Today's tax question comes from I. Marsh in Wisconsin. She asks:
"Are there Capital Gains to be paid if a person who sells his rental property (after owning it for 8 years) is 77 years old?"
Rental properties follow different rules for calculating gain and loss compared to the capital gain treatment for a primary residence. Your adjusted basis in the building is the purchase price minus depreciation you have taken as a deduction on your tax returns, plus any improvements. (You can find a more detailed equation in my article on rental properties).
Since your basis was reduced by the depreciation, your gains are higher. And so your gains are split into two different categories: capital gains on the appreciation in value of the property, and ordinary gains on accumulated depreciation that you must recapture. In Publication 946 the IRS explains the issue of When Must You Recapture the Deduction?

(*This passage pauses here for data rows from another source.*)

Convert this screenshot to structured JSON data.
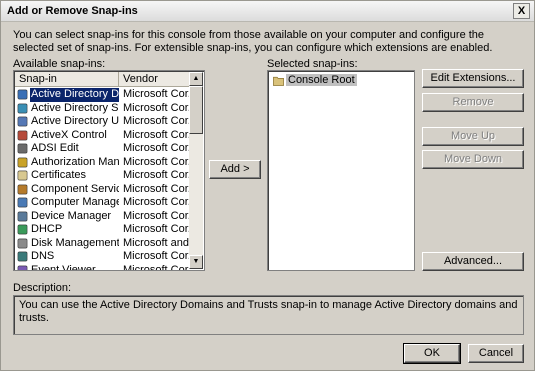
{
  "window": {
    "title": "Add or Remove Snap-ins",
    "close_label": "X"
  },
  "intro_text": "You can select snap-ins for this console from those available on your computer and configure the selected set of snap-ins. For extensible snap-ins, you can configure which extensions are enabled.",
  "available": {
    "label": "Available snap-ins:",
    "columns": {
      "snapin": "Snap-in",
      "vendor": "Vendor"
    },
    "rows": [
      {
        "name": "Active Directory Do...",
        "vendor": "Microsoft Cor...",
        "icon": "ad-domains-icon",
        "selected": true
      },
      {
        "name": "Active Directory Site...",
        "vendor": "Microsoft Cor...",
        "icon": "ad-sites-icon"
      },
      {
        "name": "Active Directory Use...",
        "vendor": "Microsoft Cor...",
        "icon": "ad-users-icon"
      },
      {
        "name": "ActiveX Control",
        "vendor": "Microsoft Cor...",
        "icon": "activex-icon"
      },
      {
        "name": "ADSI Edit",
        "vendor": "Microsoft Cor...",
        "icon": "adsi-edit-icon"
      },
      {
        "name": "Authorization Manager",
        "vendor": "Microsoft Cor...",
        "icon": "authorization-icon"
      },
      {
        "name": "Certificates",
        "vendor": "Microsoft Cor...",
        "icon": "certificates-icon"
      },
      {
        "name": "Component Services",
        "vendor": "Microsoft Cor...",
        "icon": "component-services-icon"
      },
      {
        "name": "Computer Managem...",
        "vendor": "Microsoft Cor...",
        "icon": "computer-management-icon"
      },
      {
        "name": "Device Manager",
        "vendor": "Microsoft Cor...",
        "icon": "device-manager-icon"
      },
      {
        "name": "DHCP",
        "vendor": "Microsoft Cor...",
        "icon": "dhcp-icon"
      },
      {
        "name": "Disk Management",
        "vendor": "Microsoft and...",
        "icon": "disk-management-icon"
      },
      {
        "name": "DNS",
        "vendor": "Microsoft Cor...",
        "icon": "dns-icon"
      },
      {
        "name": "Event Viewer",
        "vendor": "Microsoft Cor...",
        "icon": "event-viewer-icon"
      }
    ]
  },
  "add_button": "Add >",
  "selected": {
    "label": "Selected snap-ins:",
    "items": [
      {
        "name": "Console Root",
        "icon": "folder-icon"
      }
    ]
  },
  "buttons": {
    "edit_extensions": "Edit Extensions...",
    "remove": "Remove",
    "move_up": "Move Up",
    "move_down": "Move Down",
    "advanced": "Advanced..."
  },
  "description": {
    "label": "Description:",
    "text": "You can use the Active Directory Domains and Trusts snap-in to manage Active Directory domains and trusts."
  },
  "footer": {
    "ok": "OK",
    "cancel": "Cancel"
  },
  "colors": {
    "dialog_bg": "#d4d0c8",
    "selection": "#0a246a",
    "disabled_text": "#808080"
  }
}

Since you held the property for eight years, the capital gain portion will be taxed at long-term capital gains tax rates. The depreciation recapture will be taxed at your marginal tax rate. The depreciation recapture is treated just like other income, and you can minimize the tax bite by using traditional tax planning methods, such as taking the standard deduction or itemized deductions, personal exemptions, and tax credits.
Anyone selling rental property should hire an experienced tax professional to help them calculate their gains and prepare their tax return.